2. The use of hatcheries for reintroduction

2. The use of hatcheries for reintroduction

Published date: 
Dec. 30, 2014
Document state: 
Published

Strategy

The purpose of reintroduction is to return lost salmon and steelhead into blocked areas, or to re-establish populations in watersheds accessible for anadromy but where the native population had been extirpated or the risk of extirpation is very high. A successful reintroduction approach would result over time in anadromous fish that are viable in areas where they were previously located and that meet harvest and habitat goals and objectives identified by the agencies and  tribes.
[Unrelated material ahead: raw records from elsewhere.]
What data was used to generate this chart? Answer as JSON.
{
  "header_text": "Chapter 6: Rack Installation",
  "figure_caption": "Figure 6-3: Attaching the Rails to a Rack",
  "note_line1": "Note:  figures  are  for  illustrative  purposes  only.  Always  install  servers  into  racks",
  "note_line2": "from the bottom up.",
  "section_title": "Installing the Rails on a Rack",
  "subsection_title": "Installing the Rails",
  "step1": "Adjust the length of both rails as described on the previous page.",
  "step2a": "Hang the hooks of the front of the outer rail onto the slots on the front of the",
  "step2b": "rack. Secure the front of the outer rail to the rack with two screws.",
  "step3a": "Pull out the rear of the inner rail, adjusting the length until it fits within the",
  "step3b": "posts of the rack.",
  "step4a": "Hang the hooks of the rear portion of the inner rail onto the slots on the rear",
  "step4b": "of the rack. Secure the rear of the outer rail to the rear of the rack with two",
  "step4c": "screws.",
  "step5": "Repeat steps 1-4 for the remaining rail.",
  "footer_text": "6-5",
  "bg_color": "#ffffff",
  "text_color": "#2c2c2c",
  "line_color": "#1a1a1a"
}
Strategies to initiate a reintroduction may involve live trapping and translocation of fish, or introduction of hatchery-reared juveniles. Reintroduction would use fish of local origin, if available. Initial reintroduction may be followed by hatchery supplementation with progeny of adults returning in-basin used as broodstock. In areas where anadromous fish have been extirpated due to the construction and operation of hydropower facilities and it is not yet possible to reintroduce anadromous fish successfully, hatchery supplementation of a substitute species may be part of the mitigation strategy, along with habitat improvements to support natural production of native resident species.

Principles

  • Ecological and genetic interactions such as competition for food and space, straying, predation, and disease that have the potential to adversely affect existing native fish must be considered as part of an anadromous fish reintroduction program. If substitute non-anadromous fish are to be introduced, then ecological interactions must be consistent with native fish goals.
  • The use of hatchery fish for replacement or substitution purposes must occur within the context of the program’s anadromous fish mitigation in the blocked areas strategy. All ongoing or new substitution projects that involve or might involve a non-native species should follow the program’s non-native fish strategy.
  • Standards that apply to either segregated or integrated programs may also apply to reintroduction and replacement programs as circumstances and ultimate purposes require.
  • Feasibility to re-establish salmon and steelhead populations in all areas within the basin where they have been extirpated should be assessed and programs for re-establishment considered where deemed feasible.

General measures

  • Bonneville shall locate and operate hatcheries to re-establish salmon and steelhead where they have been extirpated, and substitute for extirpated salmon and steelhead in blocked areas.
  • The goals, objectives, timelines, benchmarks and experimental framework for reintroduced populations will be developed by the agencies and tribes and submitted to the Council.